5) Jenis galian C yang dilaporkan pada Laporan Hasil Galian C (LHGC) tidak sesuai dengan yang sebenarnya.

(23)

Upaya-upaya preventif :

(1) Secara periodik harus dilakukan pengambilan sample atas galian C yang diangkut dan bila diperlukan diuji pada laboratorium independen (seperti Sucofindo);

(2) Dalam pejanjian kerjasama galian,C harus ditetapkan dengan jelas tarif retribusi menurut masing-masing jenis hasil galian ;

(3) Dalam pejanjian kerjasama galian C harus ditetapkan dengan jelas sanksi administrasi dan keuangan yang dikenakan dalam hal terjadi kesalahan pelaporan jenis galian yang dihasilkan.

Upaya-upaya detektif :

(1) Secara periodik TPPG melakukan pengujian hasil galian yang diangkut dan bila diperlukan diuji pada laboratorium independen ;

(2) Melakukan verifikasi atas perhitungan retribusi apakah tarif yang dikenakan sesuai dengan yang ditentukan oleh Gubernur;

(3) Melakukan verifikasi, apakah tarif yang dikenakan sesuai dengan tarif sesuai jenis hasil galian berdasarkan hasil pengujian di laboratorium independen.

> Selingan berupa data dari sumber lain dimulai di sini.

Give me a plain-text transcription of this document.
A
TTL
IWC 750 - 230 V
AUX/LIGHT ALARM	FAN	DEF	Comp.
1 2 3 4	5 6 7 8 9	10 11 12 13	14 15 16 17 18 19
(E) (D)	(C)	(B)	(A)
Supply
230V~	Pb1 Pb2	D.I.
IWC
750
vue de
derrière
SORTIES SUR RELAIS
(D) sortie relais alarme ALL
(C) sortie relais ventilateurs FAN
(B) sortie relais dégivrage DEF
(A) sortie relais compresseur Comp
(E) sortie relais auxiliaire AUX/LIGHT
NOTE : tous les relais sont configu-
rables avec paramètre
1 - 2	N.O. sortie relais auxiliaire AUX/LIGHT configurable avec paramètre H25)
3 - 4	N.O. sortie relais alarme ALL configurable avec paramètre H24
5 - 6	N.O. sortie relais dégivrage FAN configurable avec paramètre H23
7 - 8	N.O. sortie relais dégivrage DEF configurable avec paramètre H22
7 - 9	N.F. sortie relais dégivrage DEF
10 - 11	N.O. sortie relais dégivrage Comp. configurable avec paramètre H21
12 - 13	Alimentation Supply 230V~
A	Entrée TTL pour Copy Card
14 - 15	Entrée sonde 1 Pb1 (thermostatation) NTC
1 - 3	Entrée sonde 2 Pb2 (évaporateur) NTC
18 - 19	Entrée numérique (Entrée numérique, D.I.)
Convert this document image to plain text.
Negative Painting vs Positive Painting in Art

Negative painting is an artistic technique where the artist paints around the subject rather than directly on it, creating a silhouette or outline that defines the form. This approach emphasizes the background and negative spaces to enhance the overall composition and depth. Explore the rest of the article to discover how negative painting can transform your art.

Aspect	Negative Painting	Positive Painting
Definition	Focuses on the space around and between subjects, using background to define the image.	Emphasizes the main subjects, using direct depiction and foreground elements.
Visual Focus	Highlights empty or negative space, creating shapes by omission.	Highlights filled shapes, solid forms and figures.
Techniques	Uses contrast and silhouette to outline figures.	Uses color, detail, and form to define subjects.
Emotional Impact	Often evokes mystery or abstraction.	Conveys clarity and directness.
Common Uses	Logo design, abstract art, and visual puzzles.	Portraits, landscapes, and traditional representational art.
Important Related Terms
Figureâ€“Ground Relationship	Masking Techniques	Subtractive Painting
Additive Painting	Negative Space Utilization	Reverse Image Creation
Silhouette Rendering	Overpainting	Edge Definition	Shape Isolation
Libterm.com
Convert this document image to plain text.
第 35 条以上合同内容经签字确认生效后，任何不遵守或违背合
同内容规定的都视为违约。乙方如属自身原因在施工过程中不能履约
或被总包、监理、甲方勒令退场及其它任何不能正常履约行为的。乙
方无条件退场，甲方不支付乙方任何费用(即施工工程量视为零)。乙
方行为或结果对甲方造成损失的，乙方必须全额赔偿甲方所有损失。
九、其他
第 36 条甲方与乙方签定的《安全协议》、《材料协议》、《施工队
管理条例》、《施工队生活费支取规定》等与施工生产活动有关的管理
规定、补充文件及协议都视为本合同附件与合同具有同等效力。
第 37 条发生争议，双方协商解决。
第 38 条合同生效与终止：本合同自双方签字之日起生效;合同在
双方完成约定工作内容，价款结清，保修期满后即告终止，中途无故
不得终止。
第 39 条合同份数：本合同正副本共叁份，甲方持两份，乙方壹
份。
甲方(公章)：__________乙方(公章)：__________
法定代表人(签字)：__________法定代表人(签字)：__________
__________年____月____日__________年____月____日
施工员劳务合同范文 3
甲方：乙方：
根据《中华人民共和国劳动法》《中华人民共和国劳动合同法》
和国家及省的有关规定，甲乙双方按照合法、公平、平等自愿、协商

6) Perusahaan Kontrak Pengusahaan Penambangan Batu Bara (PKP2B) mengurangkan biaya pengangkutan yang tidak wajar atas hasil penjualan bagian pemerintah sehingga menimbulkan kerugian bagi pemerintah akibat diperoleh hasil penjualan batu bara yang rendah.

Upaya-upaya preventif :

(1) Dalam kontrak (PKP2B) harus secara jelas diatur bagian pemerintah dan ditentukan biaya-biaya yang dapat dikurangkan ;

(2) Adanya pengawasan yang intensif oleh instansi yang berwenang khususnya atas biaya yang mengurangi hasil penjualan batu bara bagian pemerintah ; (3) Dalam kontrak ditetapkan sanksi administrasi dan keuangan yang

dikenakan terhadap perusahaan (PKP2B) dalam hal terdapat manipulasi perhitungan biaya pengangkutan.

Upaya-upaya detektif :

(1) Dapatkan kontrak (PKP2B), laporan keuangan, buku besar biaya, rincian pengangkutan per-shipment, kontrak dengan pihak ketiga, bukti biaya, buku besar penjualan dan bukti penjualan ;

(2) Kumpulkan dan rekapitulasi seluruh biaya yang merupakan pengurangan dari hasil penjualan batu bara bagian pemerintah dan analisis kewajaran biaya-biaya dan sebagainya ;

(3) Bandingkan besarnya seluruh biaya pengurangan penjualan batu bara bagian pemerintah dengan total penjualan setahun untuk mendapatkan biaya per ton ;

(4) Bandingkan biaya per ton hasil analisis dengan biaya yang dibebankan oleh perusahaan kepada pemerintah ;

(5) Melakukan konfirmasi ke perusahaan pelayaran/pengangkutan ;

(6) Melakukan analisis kewajaran besarnya biaya yang dibebankan ke pemerintah.

(24)

7) Menunda perhitungan dan pembayaran royalti Dana Hasil Penjualan Batubara (DHPB) hingga saat harga penjualan mengalami penurunan.

Upaya-upaya preventif :

(1) Dalam kontrak Pengusahaan Penambangan Batubara (KP2B) ditetapkan dengan jelas bahwa bagian pemerintah diserahkan secara in kind di titik pemrosesan akhir atas setiap produksi batubara yang dilakukan ;

(2) Dalam Kontrak ditetapkan sanksi administrasi dan keuangan yang dikenakan terhadap kontraktor dalam hal terdapat manipulasi volume produksi di titik pemrosesan akhir.

Upaya-upaya detektif :

(1) Melakukan penelitian apakah terdapat saldo persediaan batubara bagian pemerintah dan hutang DHPB pada neraca perusahaan ;

(2) Melakukan verifikasi kebenaran jumlah persediaan batubara dengan cara membandingkan velume produksi menurut Laporan Produksi dan volume penjualan dalam Laporan Penjualan ;

(3) Melakukan verifikasi kebenaran persediaan dengan cara merekonsiliasi persediaan menurut laporan keuangan dan perkiraan (buku besar) persediaan bagian pemerintah pada waktu yang sama ;

(4) Melakukan penelitian apakah dalam setiap penjualan yang dilakukan diperhitungkan DHPB yang menjadi bagian Pemerintah;

(5) Melakukan penelitian apakah setiap penjualan yang dilakukan dilaporkan pada Direktorat Batubara sebagai prinsipal yang mewakili Pemerintah.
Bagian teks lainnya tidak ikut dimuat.